Sometimes we or other people we hear about have to travel very difficult roads indeed.

We all one day have to travel the road that leads to our own death, but the resurrection of Jesus gives us great hope that death will not be the end. For me it is why, although I do not want to die, of course I do not, I do not fear death; This week saw the 70th anniversary of the death of one of the martyrs of the 20th century a German called Dietrich Bonhoeffer, part of the German resistance to Hitler and the Nazis and his last words are reported as being, “This is the end for me, the beginning of life”;

Men and women sometimes have to stare in the face the possibility of dying, in war for example, but again the fact of the resurrection of Jesus helps many face those risks. I know at least one soldier who took with him to war the words “No guilt in life, no fear in death, this is the power of Christ in me”.

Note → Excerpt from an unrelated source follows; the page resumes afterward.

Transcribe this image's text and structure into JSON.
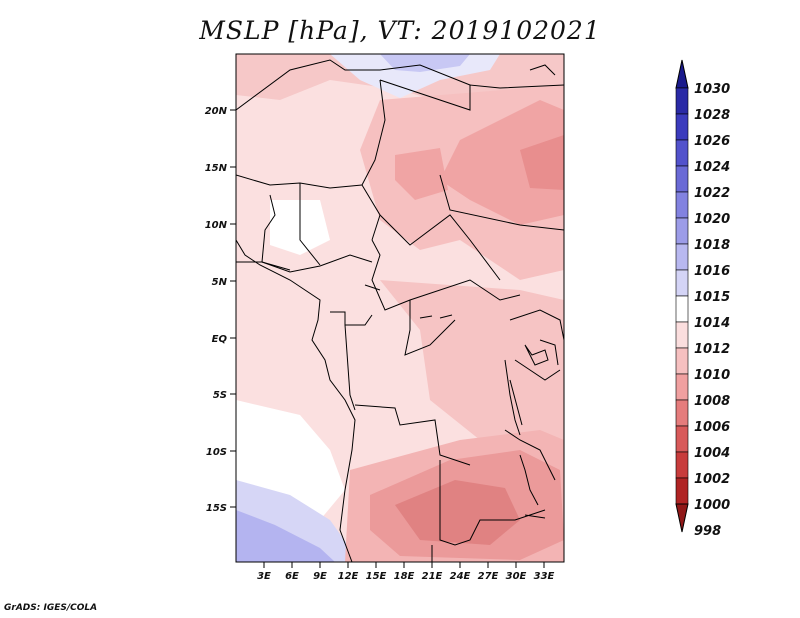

Whole countries sometimes have to face the dreadful consequences of civil war and atrocities. Our Archbishop Justin is reported in the current edition of the Bridge church newspaper, as saying how he has seen God begin to heal deep and bitter divisions between communities caught up in civil war in places like Central Africa, Nigeria and South Sudan. I am sure he would say they do so partly as they understand the power available in the death and resurrection of Jesus Christ;

Many, many people have to walk the road to suffering,….This is not an easy thing at all to come to terms with but I do believe that the resurrection of Jesus and his own healed resurrected body give hope that suffering in the end is not the final human experience. Jesus himself of course had to suffer enormously and Sidney Carter writes in that hymn we know so well “It’s hard to dance with the Devil on your back”, but still Jesus danced “as the sky turned black”;

Increasingly perhaps today, at least in some parts of our world, those of us who call ourselves Christians have to journey into a world and into places where our faith in God seems to mean nothing.  Well, the fact of the resurrection of Jesus Christ is probably the most important of many reasons why I think our Christian faith will never die out and will continue to inspire generation after generation;

People often take a journey back into their past and some find it very difficult to come to terms with. But the resurrection of Jesus gives great hope that all that can be dealt with and the past forgiven.  All that pain and sorrow and sin is not the final human experience;

People often look forward on their journey into the future and live in fear of what the future might bring. I think the resurrection of Jesus gives great hope that whatever the future might hold, we should love by hope and not by fear;

And often of course our experience each day is of just making those normal, normal journeys, by bus to Croydon or Lewisham, by bike to Canary Wharf or Richmond Park, the training run or wherever we might go. And the message of the resurrection of Jesus is that he can and will be with us wherever we go, giving us new life each day, alive in us. 

In fact I would suggest that there is no road that we have to walk on where Jesus cannot appear and walk alongside us.

Wherever we have to go this week and in the weeks ahead, may we experience the risen Christ walking with us and recognize him for who he is.